Unlike the character of Howard, which is cruel, solitary and aggressive, in this live-action adaptation, Conan is a kind, sympathetic and jovial person. He is a contented member of a merry band of adventurers with a humanitarian quest. The overall theme is that Conan is a deeply honorable man – and is pushed to a comparative extreme.
The series further contrasts with the original stories in that it does not include the villain Thoth-Amon nor the evil god Set, and in that Hissah Zuhl is not based on Thoth-Amon but rather on the villain in the original The Tower of the Elephant Howard short story (the general plot basis for the first two episodes of the television series). The nature and scope of Conan's adventures are sharply limited in the television series compared to the comics and original stories (in which Conan had many occupations all over the then-known world, and many sets of clothing), as the TV Conan has a single-minded purpose (defeating Hissah Zuhl and freeing the people enslaved by him), rarely strays far from Zuhl's territory, always wears little but a loincloth, and in virtually every episode he and his band are wandering in the wilderness until either attacked by Zuhl's minions and going to a small village afterward, or going to a small village initially, only to be set upon by Zuhl's minions.
On the spiritual level, Conan's Cimmerian deity Crom in this version is not a remote, unseen god as in previous storylines, but an accessible deity who at times provides Conan direct divine assistance, and Conan is outright devout in his worship of Crom (while in previous incarnations, Conan has little faith in gods, and believes that Crom simply observes as men struggle).
Minor points of continuity between the original stories and the television series occur, especially placenames, such as Cimmeria, Conan's birthplace, and Shadizar, "the City of Wickedness" (however, most other placenames, and almost all character names, were simply invented for the TV show). The Serpent Men of Thoth-Amon in the original stories appear, but later, as minor, one-off enemies, and as servants of Hissah Zuhl, in the episode "The Taming". The quasi-Howardian Red Sonja character has a prominent but one-time role in an eponymous episode.
In appearance and style, the TV show depicts Conan like that of the films, including brown (rather than black) hair, a Germanic accent, costuming and a sword nearly identical to the filmic versions, signature sword moves from the films, jewelry in the form of an eight-spoked wheel, and other cues from the Schwarzenegger portrayal of the character, as well as an opening credits logo based on that of the films.
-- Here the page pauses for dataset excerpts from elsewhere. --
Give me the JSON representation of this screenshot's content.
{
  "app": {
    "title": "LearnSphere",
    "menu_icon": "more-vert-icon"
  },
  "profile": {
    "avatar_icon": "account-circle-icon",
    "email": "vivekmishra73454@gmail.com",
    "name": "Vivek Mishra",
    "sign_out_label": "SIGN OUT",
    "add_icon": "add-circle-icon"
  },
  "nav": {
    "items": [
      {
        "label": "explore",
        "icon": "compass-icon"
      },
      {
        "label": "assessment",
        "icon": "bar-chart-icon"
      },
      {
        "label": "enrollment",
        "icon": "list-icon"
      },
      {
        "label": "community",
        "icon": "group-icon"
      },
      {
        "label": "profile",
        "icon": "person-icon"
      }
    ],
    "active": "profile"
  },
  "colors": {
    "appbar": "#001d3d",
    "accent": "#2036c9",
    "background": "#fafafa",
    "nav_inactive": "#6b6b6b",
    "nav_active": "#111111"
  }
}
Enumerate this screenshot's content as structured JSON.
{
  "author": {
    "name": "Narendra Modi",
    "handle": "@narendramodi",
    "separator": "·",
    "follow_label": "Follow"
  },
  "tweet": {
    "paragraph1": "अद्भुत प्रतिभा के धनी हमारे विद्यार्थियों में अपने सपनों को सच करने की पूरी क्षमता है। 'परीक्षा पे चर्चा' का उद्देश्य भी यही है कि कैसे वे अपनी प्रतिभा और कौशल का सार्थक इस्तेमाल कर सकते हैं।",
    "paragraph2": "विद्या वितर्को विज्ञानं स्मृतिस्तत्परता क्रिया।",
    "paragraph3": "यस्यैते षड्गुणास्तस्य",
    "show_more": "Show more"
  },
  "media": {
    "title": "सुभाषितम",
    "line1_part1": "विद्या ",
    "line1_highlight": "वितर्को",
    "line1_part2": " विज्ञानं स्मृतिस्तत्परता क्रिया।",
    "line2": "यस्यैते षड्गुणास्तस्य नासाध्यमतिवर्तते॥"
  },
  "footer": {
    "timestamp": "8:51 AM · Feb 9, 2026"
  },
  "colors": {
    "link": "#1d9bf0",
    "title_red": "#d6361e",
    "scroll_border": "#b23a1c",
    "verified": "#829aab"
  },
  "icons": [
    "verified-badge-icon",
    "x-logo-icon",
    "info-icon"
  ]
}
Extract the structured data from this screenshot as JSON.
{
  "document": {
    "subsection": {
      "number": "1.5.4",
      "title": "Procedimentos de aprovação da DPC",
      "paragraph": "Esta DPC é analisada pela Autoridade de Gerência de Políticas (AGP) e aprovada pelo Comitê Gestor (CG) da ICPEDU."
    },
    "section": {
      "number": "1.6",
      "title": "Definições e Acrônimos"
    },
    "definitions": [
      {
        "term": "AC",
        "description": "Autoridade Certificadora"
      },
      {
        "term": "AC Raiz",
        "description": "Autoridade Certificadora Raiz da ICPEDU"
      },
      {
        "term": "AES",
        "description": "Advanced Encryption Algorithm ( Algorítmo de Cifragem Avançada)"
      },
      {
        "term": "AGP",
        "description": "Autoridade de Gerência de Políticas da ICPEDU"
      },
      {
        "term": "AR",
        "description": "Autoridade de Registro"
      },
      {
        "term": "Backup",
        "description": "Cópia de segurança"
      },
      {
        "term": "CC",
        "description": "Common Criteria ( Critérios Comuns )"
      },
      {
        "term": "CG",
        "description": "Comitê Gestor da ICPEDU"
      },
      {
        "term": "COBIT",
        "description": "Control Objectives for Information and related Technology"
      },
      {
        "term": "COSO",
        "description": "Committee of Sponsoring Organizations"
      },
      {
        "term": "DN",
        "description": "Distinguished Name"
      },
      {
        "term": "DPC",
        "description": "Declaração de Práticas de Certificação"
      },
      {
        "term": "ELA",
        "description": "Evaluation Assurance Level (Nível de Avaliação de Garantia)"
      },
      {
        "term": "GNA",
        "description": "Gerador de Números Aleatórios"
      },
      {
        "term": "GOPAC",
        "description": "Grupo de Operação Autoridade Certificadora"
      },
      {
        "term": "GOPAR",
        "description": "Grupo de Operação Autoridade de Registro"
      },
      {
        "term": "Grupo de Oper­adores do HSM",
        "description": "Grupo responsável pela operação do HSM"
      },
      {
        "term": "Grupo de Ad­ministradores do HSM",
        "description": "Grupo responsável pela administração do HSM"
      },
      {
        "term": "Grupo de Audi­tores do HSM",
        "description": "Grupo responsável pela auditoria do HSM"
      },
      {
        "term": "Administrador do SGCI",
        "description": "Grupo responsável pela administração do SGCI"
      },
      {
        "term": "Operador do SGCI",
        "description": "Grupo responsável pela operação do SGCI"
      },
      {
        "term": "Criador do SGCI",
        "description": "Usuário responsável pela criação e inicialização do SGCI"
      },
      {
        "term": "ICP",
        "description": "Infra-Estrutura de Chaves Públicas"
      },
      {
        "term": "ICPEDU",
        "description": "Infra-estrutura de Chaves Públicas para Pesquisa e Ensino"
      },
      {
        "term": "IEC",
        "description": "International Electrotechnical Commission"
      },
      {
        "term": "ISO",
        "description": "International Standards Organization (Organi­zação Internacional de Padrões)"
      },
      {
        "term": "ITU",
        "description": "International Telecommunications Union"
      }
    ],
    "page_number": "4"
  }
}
Another point of partial continuity with the comics is Conan's frequent spoken comment that he does not like magic; this was often expressed aloud in the comics but was usually unspoken in the Howard books.
The she-bandit character Karella is based on the "Queen of Pirates" Bêlit of the original Conan stories, and the thief Valeria of the Conan films, herself based largely on both Bêlit and the Red Sonja character of the Conan comics (yet further based on another Howard character, Red Sonya, unconnected to the original Conan stories). The show's Karella and Red Sonja characters are sufficiently different to avoid viewer confusion, as the brigand nature of Karella (inherited from the Bêlit character) is juxtaposed with the TV Sonja's duty as a holy warrior for a sect known as the Truth Keepers, and Karella is a brunette like Bêlit while Red Sonja is a redhead. Karella also appears in several of Robert Jordan's Conan Chronicles, nicknamed "The Red Hawk".
As with Subotai and The Wizard in the 1982 film, the other characters in the series are basically whole-cloth inventions for the production at hand and bear little resemblance to characters from early Conan media. Otli the dwarf in particular is entirely out-of-character for Conan as a companion (though is the provider of comic relief at the expense of other characters).
As in all previous variants of the Conan franchise, beautiful women – as strong, Amazon-like warrior women in impractically skimpy outfits, damsels in distress, or scheming femmes fatales – figure in the plot in every episode.
Points of moral and ethical message similarity between this depiction of Conan and his fictive world and the other depictions (as well as many other works of fantastical fiction and mythology in the West) include consistent themes of the value of human freedom, the importance of honor and loyalty, justice through victory, the use of (righteous, not wanton) violence as a means to justice and freedom, the value of friendship and trust, the idea that bad things come to those who dabble in evil, and the possibility of redemption for past wrongs for which reparations are made.